Movie Time
Author | : James Combs |
Publisher | : Cambridge Scholars Publishing |
Total Pages | : 250 |
Release | : 2009-03-26 |
ISBN-10 | : 9781443806862 |
ISBN-13 | : 1443806862 |
Rating | : 4/5 (862 Downloads) |
Download or read book Movie Time written by James Combs and published by Cambridge Scholars Publishing. This book was released on 2009-03-26 with total page 250 pages. Available in PDF, EPUB and Kindle. Book excerpt: Movie Time is a study of temporal mythmaking in American popular movies. The work is rooted in American pragmatic philosophy and contemporary traditions of inquiry in the social sciences and humanities.
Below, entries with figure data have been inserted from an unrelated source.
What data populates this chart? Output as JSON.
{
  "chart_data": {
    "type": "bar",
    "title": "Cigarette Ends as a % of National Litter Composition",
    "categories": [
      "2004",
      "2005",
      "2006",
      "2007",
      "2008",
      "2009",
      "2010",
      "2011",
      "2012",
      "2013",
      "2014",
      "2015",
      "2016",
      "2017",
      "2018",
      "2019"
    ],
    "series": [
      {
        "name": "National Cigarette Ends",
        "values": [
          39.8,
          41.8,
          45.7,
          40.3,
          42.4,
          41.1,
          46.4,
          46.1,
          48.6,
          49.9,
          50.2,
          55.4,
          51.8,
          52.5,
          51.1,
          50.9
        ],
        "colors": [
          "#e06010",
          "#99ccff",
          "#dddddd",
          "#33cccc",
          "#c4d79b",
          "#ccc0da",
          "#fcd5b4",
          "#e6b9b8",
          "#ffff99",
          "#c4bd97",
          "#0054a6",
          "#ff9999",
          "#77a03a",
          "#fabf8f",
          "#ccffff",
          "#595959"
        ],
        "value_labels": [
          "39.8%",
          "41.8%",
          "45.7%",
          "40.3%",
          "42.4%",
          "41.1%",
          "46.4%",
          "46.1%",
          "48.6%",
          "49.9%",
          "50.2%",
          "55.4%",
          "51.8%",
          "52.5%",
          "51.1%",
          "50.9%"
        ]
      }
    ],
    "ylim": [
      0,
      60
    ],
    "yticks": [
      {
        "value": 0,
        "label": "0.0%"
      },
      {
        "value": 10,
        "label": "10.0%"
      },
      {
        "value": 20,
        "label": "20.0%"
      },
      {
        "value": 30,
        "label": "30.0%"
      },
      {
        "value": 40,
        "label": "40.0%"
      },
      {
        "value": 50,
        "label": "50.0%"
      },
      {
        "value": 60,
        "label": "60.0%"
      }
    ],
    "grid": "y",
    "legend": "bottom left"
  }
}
It proceeds on the premise that social beings and social orders are interested in the mediation of time, and attempt to make sense of their present world through the reconstruciton of important pasts of interest in the present, develop new presents with the help of popular expressions which define new situations and responses for a new time, and foresee possible futures which impinge upon life in the here-and-now. In particular, the work focuses on the subsequent treatment of the American 1950's in films set in that era, beginning in the 1970's and continuing, with an effort to create a rough taxonomy of mythemes in such retrospective films, and why it is that future times would find the Fifties to be so important that people wish to revisit it. Too, the mediation of time includes the development of a new present, in this case the emergence of conservatism as a social force in the 1970's and beyond. The movies were an important form of expression in the dramatization of the conservative myth, leading to the pervasion of conservative leaders and ideologies into the new century. Finally, the unrealized but imminent future of the country and world was increasingly on people's minds, as both millennial hopes and fears and unanticipated threats began to emerge at century's end, so movies which anticipated alternative futures appeared in response to that prospective interest. It is hoped that this present inquiry will stimulate further work on the social relevance of popular expression and in particular the social mediation of time.